The picture in Haryana

  • The health infrastructure in Haryana, which remained a backward area of Punjab till 1966, it had only one medical college in the public sector up to 2005.
  • In 2014, Haryana Government emphasize on health services; besides many private sector medical colleges, one State health university, four medical colleges (at Karnal, Faridabad and Nuh in Mewat), and one medical college for women (in the rural area of Sonipat district) were established.
  • Yet, Haryana requires 5,070 sub­health centres (SHCs) as against the existing 2,666; 845 PHCs as against 531 at present, and 253 CHCs as against 118 working at present.
  • When infrastructure in the health services is so poor in a progressive and prosperous State such as Haryana, one can easily estimate the inadequacy of the physical healthcare infrastructure in the rural areas in other States.
  • It is of utmost importance that governments everywhere engage with all kinds of rural community organizations such as panchayats, gram sabha, notified area committees, municipal bodies and nongovernmental organisations in minimizing the adverse impact of the pandemic on rural life.
  • According to worldometers.info, out of 139 crore population of India, at least 91 crore people are living in 649,481 villages.
  • There are at least 10% of people in the urban areas who are partly settled in villages as well since they keep moving to their rural habitations quite frequently. Villages need adequate health services.
  • Given the alarming proportion of no communicable diseases (NCDs) in India, we cannot sit idle any longer and need to focus on the existing health infrastructure in the rural areas.
  • This is one of the most important takeaways for us after the two waves of COVID­19 and the spread of Mucormycosis in the country.

The Health Network

  • As per an estimate of WHO, NCDs including cases of cardiovascular disease, chronic respiratory problems and cancer cause nearly 41 million (71%) of all deaths globally and about 5.87 million (60%) of all deaths in India.
  • It will not be humanly possible to treat them all, thereby causing premature deaths on such a large scale. Persons with such morbidities are the most vulnerable in the case of a pandemic.
  • India needs to treat the disease/s at the primary level in its first stage to create a healthy India. It will also help us save a lot of money and the resources being spent at tertiary level health care.
  • If SHCs work effectively, there will be less pressure on PHCs. If the PHCs function well, then there will be minimal pressure on CHCs and so on.
  • Unfortunately, we have not been able to maintain the vibrancy and vitality of the network of health care. As a result, the vast rural populace remains deprived of critical health interventions.
  • The chain of SHCs, PHCs and CHCs can very well take care of the multiple health needs of our people. They should have the health data of people in their respective areas.
  • It will enable them to identify those likely to slip into the secondary or tertiary care zone. Regular health camps will help us identify those on the verge of developing tuberculosis, hypertension, diabetes or any diseases likely to be caused because of their socio and economic conditions.
  • A CHC or referral centre equipped with specialists will do wonders if made to work efficiently. Every CHC is supposed to have ‘at least 30 beds for indoor patients, operation theatre, labour room, X­ray machine, pathological laboratory, standby generator’ and other wherewithal.

Collective responsibility

  • As more than 65% of the population resides in the rural areas, we cannot ignore their health needs. WHO has its norms and yardsticks?
  • Health is a state subject, but all those living in the rural areas are not only the responsibility of the States or the Centre but also a collective responsibility.
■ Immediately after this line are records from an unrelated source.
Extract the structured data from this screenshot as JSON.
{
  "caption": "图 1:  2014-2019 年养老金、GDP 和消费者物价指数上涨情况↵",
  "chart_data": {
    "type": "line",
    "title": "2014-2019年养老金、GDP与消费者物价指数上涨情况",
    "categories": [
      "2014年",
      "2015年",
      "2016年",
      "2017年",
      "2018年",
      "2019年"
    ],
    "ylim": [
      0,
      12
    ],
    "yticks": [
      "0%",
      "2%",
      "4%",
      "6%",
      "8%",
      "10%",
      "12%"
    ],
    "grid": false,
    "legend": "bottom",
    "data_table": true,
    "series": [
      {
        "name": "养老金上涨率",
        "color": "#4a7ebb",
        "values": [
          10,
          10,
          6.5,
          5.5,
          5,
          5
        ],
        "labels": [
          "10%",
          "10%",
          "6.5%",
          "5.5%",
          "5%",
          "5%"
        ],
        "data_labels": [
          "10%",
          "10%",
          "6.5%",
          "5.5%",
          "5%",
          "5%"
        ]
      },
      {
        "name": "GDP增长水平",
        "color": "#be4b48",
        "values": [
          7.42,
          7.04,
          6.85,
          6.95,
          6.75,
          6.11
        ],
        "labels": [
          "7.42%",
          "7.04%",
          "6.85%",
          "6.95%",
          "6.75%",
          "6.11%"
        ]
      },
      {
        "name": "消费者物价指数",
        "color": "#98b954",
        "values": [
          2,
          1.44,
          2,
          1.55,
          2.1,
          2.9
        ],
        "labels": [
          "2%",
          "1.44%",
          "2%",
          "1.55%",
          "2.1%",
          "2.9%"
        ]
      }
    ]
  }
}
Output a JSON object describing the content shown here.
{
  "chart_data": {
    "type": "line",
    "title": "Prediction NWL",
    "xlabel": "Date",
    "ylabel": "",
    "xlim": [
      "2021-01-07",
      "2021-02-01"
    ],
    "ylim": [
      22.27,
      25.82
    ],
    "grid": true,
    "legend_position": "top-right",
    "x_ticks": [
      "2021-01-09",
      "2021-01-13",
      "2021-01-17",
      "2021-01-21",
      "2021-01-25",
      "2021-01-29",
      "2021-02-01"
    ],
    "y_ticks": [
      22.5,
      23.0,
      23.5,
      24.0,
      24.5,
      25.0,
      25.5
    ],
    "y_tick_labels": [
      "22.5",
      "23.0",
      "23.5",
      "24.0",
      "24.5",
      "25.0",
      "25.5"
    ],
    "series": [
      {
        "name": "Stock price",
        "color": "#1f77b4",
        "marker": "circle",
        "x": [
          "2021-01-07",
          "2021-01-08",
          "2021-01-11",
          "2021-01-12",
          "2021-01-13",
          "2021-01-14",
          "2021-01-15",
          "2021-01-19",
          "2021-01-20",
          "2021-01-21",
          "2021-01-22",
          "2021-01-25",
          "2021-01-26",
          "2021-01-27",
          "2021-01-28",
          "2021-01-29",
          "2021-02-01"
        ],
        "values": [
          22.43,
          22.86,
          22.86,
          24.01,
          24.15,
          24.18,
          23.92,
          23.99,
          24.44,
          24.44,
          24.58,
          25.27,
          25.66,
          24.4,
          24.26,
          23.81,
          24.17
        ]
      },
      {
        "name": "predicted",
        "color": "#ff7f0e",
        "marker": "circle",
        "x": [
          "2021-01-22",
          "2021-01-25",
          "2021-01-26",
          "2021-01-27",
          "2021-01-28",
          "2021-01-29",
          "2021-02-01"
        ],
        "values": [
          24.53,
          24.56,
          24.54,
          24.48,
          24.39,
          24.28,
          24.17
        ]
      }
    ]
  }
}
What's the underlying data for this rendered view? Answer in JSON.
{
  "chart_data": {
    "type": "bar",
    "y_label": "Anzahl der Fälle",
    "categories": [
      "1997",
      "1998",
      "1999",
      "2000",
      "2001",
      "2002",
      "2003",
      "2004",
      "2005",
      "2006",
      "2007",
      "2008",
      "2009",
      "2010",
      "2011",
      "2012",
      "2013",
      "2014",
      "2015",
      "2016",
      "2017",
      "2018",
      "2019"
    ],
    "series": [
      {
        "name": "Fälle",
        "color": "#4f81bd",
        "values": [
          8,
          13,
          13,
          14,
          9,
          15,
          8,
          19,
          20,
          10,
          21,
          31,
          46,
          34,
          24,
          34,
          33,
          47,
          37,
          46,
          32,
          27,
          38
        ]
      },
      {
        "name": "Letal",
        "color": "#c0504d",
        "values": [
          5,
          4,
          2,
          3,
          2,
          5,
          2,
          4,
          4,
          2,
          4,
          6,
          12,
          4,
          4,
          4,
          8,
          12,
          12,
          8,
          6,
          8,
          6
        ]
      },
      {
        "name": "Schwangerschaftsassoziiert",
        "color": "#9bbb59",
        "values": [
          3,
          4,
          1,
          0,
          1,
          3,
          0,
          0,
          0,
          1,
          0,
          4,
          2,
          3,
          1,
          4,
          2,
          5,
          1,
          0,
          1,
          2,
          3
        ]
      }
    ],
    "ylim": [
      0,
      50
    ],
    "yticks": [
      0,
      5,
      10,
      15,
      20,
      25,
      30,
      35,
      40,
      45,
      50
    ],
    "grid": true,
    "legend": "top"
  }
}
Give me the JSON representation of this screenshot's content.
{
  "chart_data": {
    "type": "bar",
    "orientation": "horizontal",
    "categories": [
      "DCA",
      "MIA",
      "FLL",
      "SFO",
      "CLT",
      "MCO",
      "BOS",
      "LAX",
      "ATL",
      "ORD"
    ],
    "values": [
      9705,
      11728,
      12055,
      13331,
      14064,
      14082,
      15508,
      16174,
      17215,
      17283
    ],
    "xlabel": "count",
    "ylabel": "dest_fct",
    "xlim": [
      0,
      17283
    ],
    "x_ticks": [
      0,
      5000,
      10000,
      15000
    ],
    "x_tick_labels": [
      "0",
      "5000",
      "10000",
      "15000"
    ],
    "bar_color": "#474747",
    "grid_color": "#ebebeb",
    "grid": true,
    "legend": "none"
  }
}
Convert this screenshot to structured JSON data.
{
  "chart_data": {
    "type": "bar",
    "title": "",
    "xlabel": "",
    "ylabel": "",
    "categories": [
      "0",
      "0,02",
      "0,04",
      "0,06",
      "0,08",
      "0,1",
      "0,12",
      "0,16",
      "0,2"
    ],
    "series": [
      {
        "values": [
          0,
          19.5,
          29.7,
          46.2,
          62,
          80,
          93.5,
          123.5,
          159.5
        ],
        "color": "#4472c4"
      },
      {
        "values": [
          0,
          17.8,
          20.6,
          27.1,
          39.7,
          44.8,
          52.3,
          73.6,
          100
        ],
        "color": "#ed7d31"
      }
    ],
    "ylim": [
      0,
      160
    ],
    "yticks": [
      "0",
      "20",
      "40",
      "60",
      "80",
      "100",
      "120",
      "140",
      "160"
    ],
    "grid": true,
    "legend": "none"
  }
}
  • Only spending is not the solution, nations have to ensure that the money being spent improves facilities and contributes to people’s ease of life.
  • It is hugely challenging as a task but we have to firm up our strategies, their execution and by rigorous auditing so that we are ever well prepared not only to meet this pandemic effectively but also to make our rural folk healthier.
  • We must remember that no one will survive unless all of us survive. As Bertrand Russell has put it, “It’s co­existence or no existence.”